Newbie question

Hi all,
  I'm developing a rails web app here at work and I keep running into
a common thing in terms of setting instance variables with the property of a
form's parameter value. Basically I want the variable to take the
parameter's value if it exists, and to otherwise use a reasonable default.

I keep writing code like this:
    if @params["limit"]
      @limit = @params["limit"]
    else
      @limit = 50
    end

    if @params["chain"]
      chain = @params["chain"]
    else
      chain = 1
    end

Can someone please point me to a simpler, more succinct "ruby" way of doing
this?

Thanks,
Chris

@limit = @params["limit"] || 50

···

On Dec 3, 2004, at 12:51 PM, Williams, Chris wrote:

Hi all,
  I'm developing a rails web app here at work and I keep running into
a common thing in terms of setting instance variables with the property of a
form's parameter value.
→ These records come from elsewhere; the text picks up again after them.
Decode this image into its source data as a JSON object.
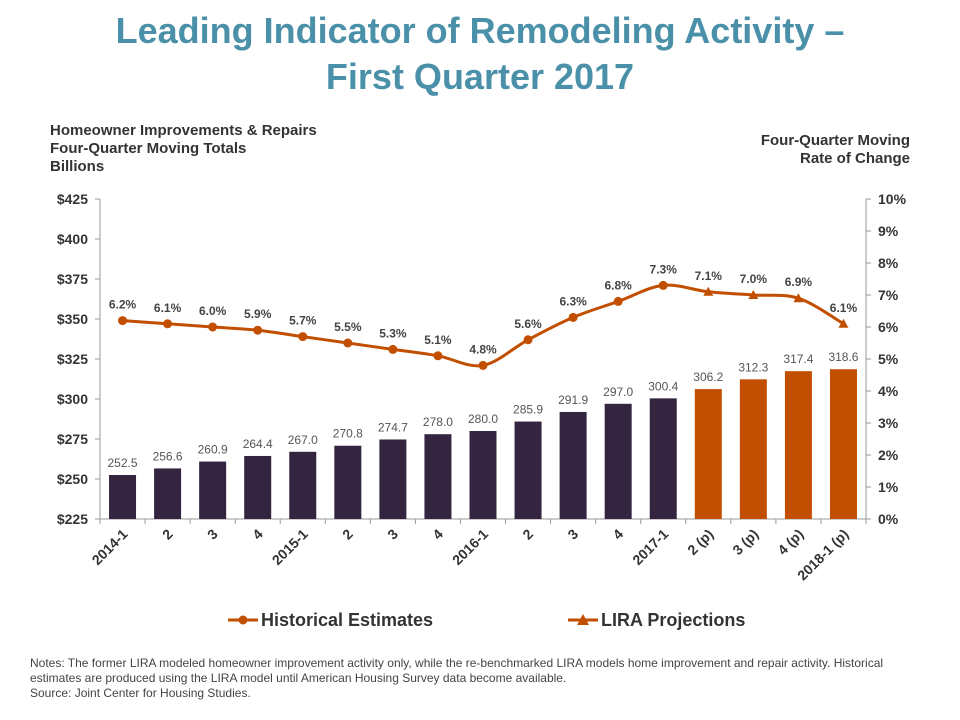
{
  "title": {
    "line1": "Leading Indicator of Remodeling Activity –",
    "line2": "First Quarter 2017"
  },
  "left_axis_label": {
    "line1": "Homeowner Improvements & Repairs",
    "line2": "Four-Quarter Moving Totals",
    "line3": "Billions"
  },
  "right_axis_label": {
    "line1": "Four-Quarter Moving",
    "line2": "Rate of Change"
  },
  "notes": {
    "line1": "Notes: The former LIRA modeled homeowner improvement activity only, while the re-benchmarked LIRA models home improvement and repair activity. Historical estimates are produced using the LIRA model until American Housing Survey data become available.",
    "line2": "Source: Joint Center for Housing Studies."
  },
  "colors": {
    "historical_bar": "#33253f",
    "projection": "#c24e00",
    "title": "#4a90a8",
    "axis": "#999999"
  },
  "chart_data": {
    "type": "bar",
    "categories": [
      "2014-1",
      "2",
      "3",
      "4",
      "2015-1",
      "2",
      "3",
      "4",
      "2016-1",
      "2",
      "3",
      "4",
      "2017-1",
      "2 (p)",
      "3 (p)",
      "4 (p)",
      "2018-1 (p)"
    ],
    "bars": {
      "values": [
        252.5,
        256.6,
        260.9,
        264.4,
        267.0,
        270.8,
        274.7,
        278.0,
        280.0,
        285.9,
        291.9,
        297.0,
        300.4,
        306.2,
        312.3,
        317.4,
        318.6
      ],
      "labels": [
        "252.5",
        "256.6",
        "260.9",
        "264.4",
        "267.0",
        "270.8",
        "274.7",
        "278.0",
        "280.0",
        "285.9",
        "291.9",
        "297.0",
        "300.4",
        "306.2",
        "312.3",
        "317.4",
        "318.6"
      ],
      "projection_start_index": 13
    },
    "line": {
      "values": [
        6.2,
        6.1,
        6.0,
        5.9,
        5.7,
        5.5,
        5.3,
        5.1,
        4.8,
        5.6,
        6.3,
        6.8,
        7.3,
        7.1,
        7.0,
        6.9,
        6.1
      ],
      "labels": [
        "6.2%",
        "6.1%",
        "6.0%",
        "5.9%",
        "5.7%",
        "5.5%",
        "5.3%",
        "5.1%",
        "4.8%",
        "5.6%",
        "6.3%",
        "6.8%",
        "7.3%",
        "7.1%",
        "7.0%",
        "6.9%",
        "6.1%"
      ],
      "projection_start_index": 13
    },
    "series": [
      {
        "name": "Historical Estimates",
        "marker": "circle"
      },
      {
        "name": "LIRA Projections",
        "marker": "triangle"
      }
    ],
    "y_left": {
      "min": 225,
      "max": 425,
      "step": 25,
      "ticks": [
        "$225",
        "$250",
        "$275",
        "$300",
        "$325",
        "$350",
        "$375",
        "$400",
        "$425"
      ]
    },
    "y_right": {
      "min": 0,
      "max": 10,
      "step": 1,
      "ticks": [
        "0%",
        "1%",
        "2%",
        "3%",
        "4%",
        "5%",
        "6%",
        "7%",
        "8%",
        "9%",
        "10%"
      ]
    },
    "legend_position": "bottom"
  }
}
Basically I want the variable to take the
parameter's value if it exists, and to otherwise use a reasonable default.

I keep writing code like this:
    if @params["limit"]
      @limit = @params["limit"]
    else
      @limit = 50
    end

    if @params["chain"]
      chain = @params["chain"]
    else
      chain = 1
    end

Can someone please point me to a simpler, more succinct "ruby" way of doing
this?

Thanks,
Chris

Francis Hwang

Williams, Chris wrote:

Hi all,
  I'm developing a rails web app here at work and I keep running into
a common thing in terms of setting instance variables with the property of a
form's parameter value. Basically I want the variable to take the
parameter's value if it exists, and to otherwise use a reasonable default.

I keep writing code like this:
    if @params["limit"]
      @limit = @params["limit"]
    else
      @limit = 50
    end

    if @params["chain"]
      chain = @params["chain"]
    else
      chain = 1
    end

Can someone please point me to a simpler, more succinct "ruby" way of doing
this?

The || operator works beautifully in this kind of situation:

   @limit = @params["limit"] || 50
   chain = @params["chain"] || 1

Thanks,
Chris

- Jamis

···

--
Jamis Buck
jgb3@email.byu.edu
http://www.jamisbuck.org/jamis

Williams, Chris wrote:

I keep writing code like this:
    if @params["limit"]
      @limit = @params["limit"]
    else
      @limit = 50
    end

    if @params["chain"]
      chain = @params["chain"]
    else
      chain = 1
    end

I'd do something like this

defaults = {
   "limit" => 50,
   "chain" => 1
   # more defaults
}
@values = defaults.merge(@params)

And then do @values["limit"] instead of @limit. This however only makes sense when there is a logical connection between those values. I'd prefer it in that case because it is way less duplication.